Former president and 2024 candidate Donald Trump was indicted on 37 charges related to his withholding of classified documents after leaving office. Already charged with crimes in New York (regarding the hush money paid to porn star Stormy Daniels) and unlikely to be the last he faces (the Georgia election interference case looms on the horizon) this marks the first federal prosecution he must face in person. What next? Unlike other legal proceedings he’s faced, these courts like to get a move on.

He will surrender to the authorities, be processed and then be taken before the judge. It is unlikely that Trump will be in handcuffs during this process. …

“You can expect a criminal case to be resolved within six months of an indictment issuing,” Walter Norkin, a former federal prosecutor in the Southern District of Florida, told ABC News. “The judges in the Southern District of Florida adhere very strictly to the Speedy Trial clock, which, with limited exceptions, requires trial or conviction to occur within 70 days.”

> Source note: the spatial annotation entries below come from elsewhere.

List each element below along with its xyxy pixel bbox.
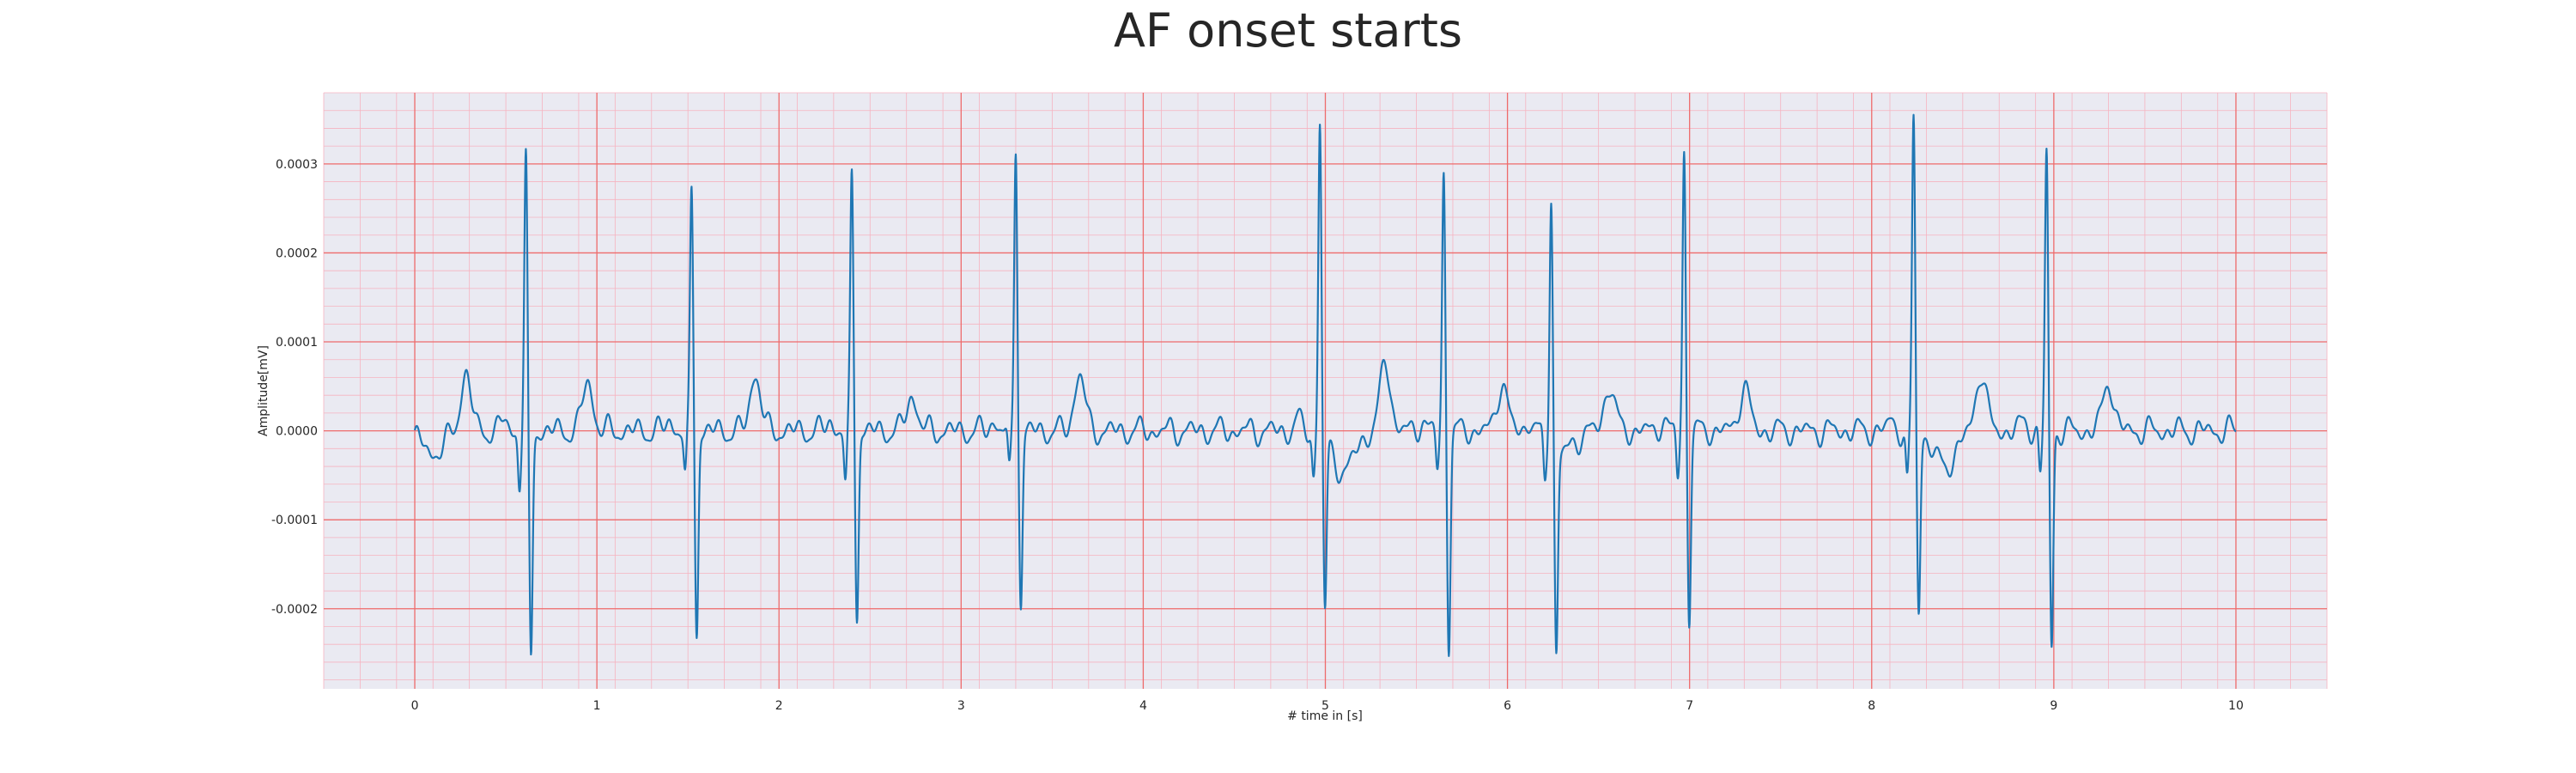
ecg-series-line	[413, 113, 2237, 657]
y-axis-ticks: -0.0002 -0.0001 0.0000 0.0001 0.0002 0.0003	[271, 158, 318, 617]
x-tick-label: 10	[2228, 699, 2244, 713]
x-tick-label: 2	[775, 699, 783, 713]
y-tick-label: 0.0003	[276, 158, 318, 172]
x-axis-label: # time in [s]	[1287, 709, 1363, 723]
x-tick-label: 5	[1321, 699, 1329, 713]
x-axis-ticks: 0 1 2 3 4 5 6 7 8 9 10	[411, 699, 2244, 713]
x-tick-label: 3	[957, 699, 965, 713]
y-tick-label: -0.0001	[271, 514, 318, 527]
y-tick-label: 0.0001	[276, 336, 318, 350]
x-tick-label: 7	[1686, 699, 1693, 713]
x-tick-label: 6	[1504, 699, 1511, 713]
x-tick-label: 0	[411, 699, 419, 713]
chart-title: AF onset starts	[1114, 3, 1462, 58]
y-tick-label: 0.0000	[276, 425, 318, 439]
y-tick-label: 0.0002	[276, 247, 318, 260]
y-tick-label: -0.0002	[271, 603, 318, 617]
x-tick-label: 1	[593, 699, 601, 713]
y-axis-label: Amplitude[mV]	[257, 345, 270, 436]
x-tick-label: 4	[1139, 699, 1147, 713]
x-tick-label: 9	[2050, 699, 2057, 713]
x-tick-label: 8	[1868, 699, 1875, 713]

Special counsel Jack Smith also stressed that his office would push for a speedy trial “consistent with the public interest and the rights of the accused,” during a news conference Friday after the indictment was unsealed.

The first hurdle for prosecutors: the assigned judge, Aileen Cannon, was appointed by Trump and could choose to sink the prosecution, writes Salon’s Mark Joseph Stern. She already has a record of treating him favorably during the investigation that led to it.